A force of \(0.6\) newton is required to keep a spring with a natural length of \(0.08\) meter compressed to a length of \(0.07\) meter. Find the work done in compressing the spring from its natural length to a length of \(0.06\) meter. (Hooke's Law applies to compressing as well as stretching.)

Short answer

The work done in compressing the spring is \(0.012\) joules.

Step-by-step solution

Understand Hooke's Law

Hooke's Law states that the force needed to compress or extend a spring by a distance \( x \) from its natural length is proportional to that distance: \( F = kx \), where \( k \) is the spring constant. Here, the spring is compressed from its natural length, so \( x \) will be the difference between the compressed length and the natural length.

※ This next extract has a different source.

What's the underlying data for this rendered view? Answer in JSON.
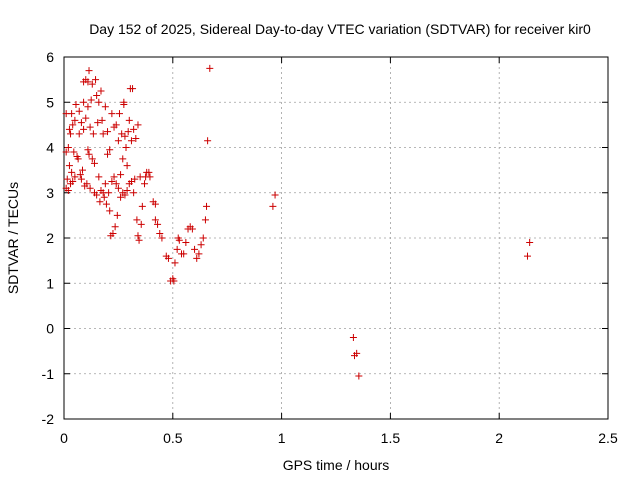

Calculate the Spring Constant

Given that a force of \( 0.6 \) newtons is required to compress the spring from its natural length of \( 0.08 \) meters to \( 0.07 \) meters, \( x = 0.08 - 0.07 = 0.01 \) meters. According to Hooke’s Law, \( F = kx \). We can solve for \( k \) by rearranging the equation: \( k = \frac{F}{x} = \frac{0.6}{0.01} = 60 \) N/m.

Set Up the Work Done Integral

The work done on a spring is given by \( W = \int kx \, dx \). We're going to find the work done in compressing the spring from its natural length \( L = 0.08 \) meters to \( L = 0.06 \) meters, that is, \( x \) varies from \( 0 \) to \( 0.02 \) meters.

Evaluate the Integral

Set up the integral \( W = \int_0^{0.02} 60x \, dx \). First, compute the antiderivative: \( \int 60x \, dx = 30x^2 \). Now, evaluate the definite integral: \( W = \left[ 30x^2 \right]_0^{0.02} = 30(0.02)^2 - 30(0)^2 = 30(0.0004) = 0.012 \) joules.

Key concepts

Spring Constant

When dealing with springs, one critical concept is the spring constant, denoted by \( k \). This constant tells us how stiff a spring is.
The larger the spring constant, the stiffer the spring and the more force it takes to compress or extend it. Hooke's Law helps us find this constant, which says that the force \( F \) required to change the length of a spring is directly proportional to the displacement \( x \):

• Formula: \( F = kx \).
• Force and displacement are linearly related.
• \( k = \frac{F}{x} \).

Knowing \( k \) is crucial for figuring out how a spring behaves under different forces, and it's essential for calculating other aspects like work done.

Work Done

Work done is essentially the energy transferred when an object is moved over a distance by an external force. In the context of springs, it's useful to understand that work is done when compressing or stretching a spring.
The amount of work can be calculated using the formula:

• \( W = \int F \, dx \).

In our case, because the force changes as the spring compresses or stretches, we often use an integral to find the exact work done over a specific displacement.
This helps us understand the energy required to compress or extend the spring.

Integral Calculation

The integral calculation is fundamental in problems involving variable force, such as springs. When force is not constant across the displacement, we employ calculus to compute the work done.
For springs, we express this as:

• \( W = \int kx \, dx \).

When setting up this integral, one needs to consider:

• Limits of integration: represent the initial and final position of the spring.
• Constant \( k \): previously found from Hooke's Law.

The solution provides the total work done, calculated by evaluating the integral, which in this exercise involved finding the antiderivative and then computing the values at the specified limits.

Force and Displacement

Force and displacement are two pivotal concepts in understanding spring mechanics. Displacement refers to the change in position of the spring from its rest position. Force, on the other hand, is the push or pull required to cause that displacement.

• Hooke's Law links these two concepts: \( F = kx \).

This relationship means that the force required and the displacement are directly proportional: the more you want to compress or extend, the more force you need.
Understanding this interaction helps when dealing with the energy involved (work done) because they dictate how much effort or energy is necessary to manipulate the spring.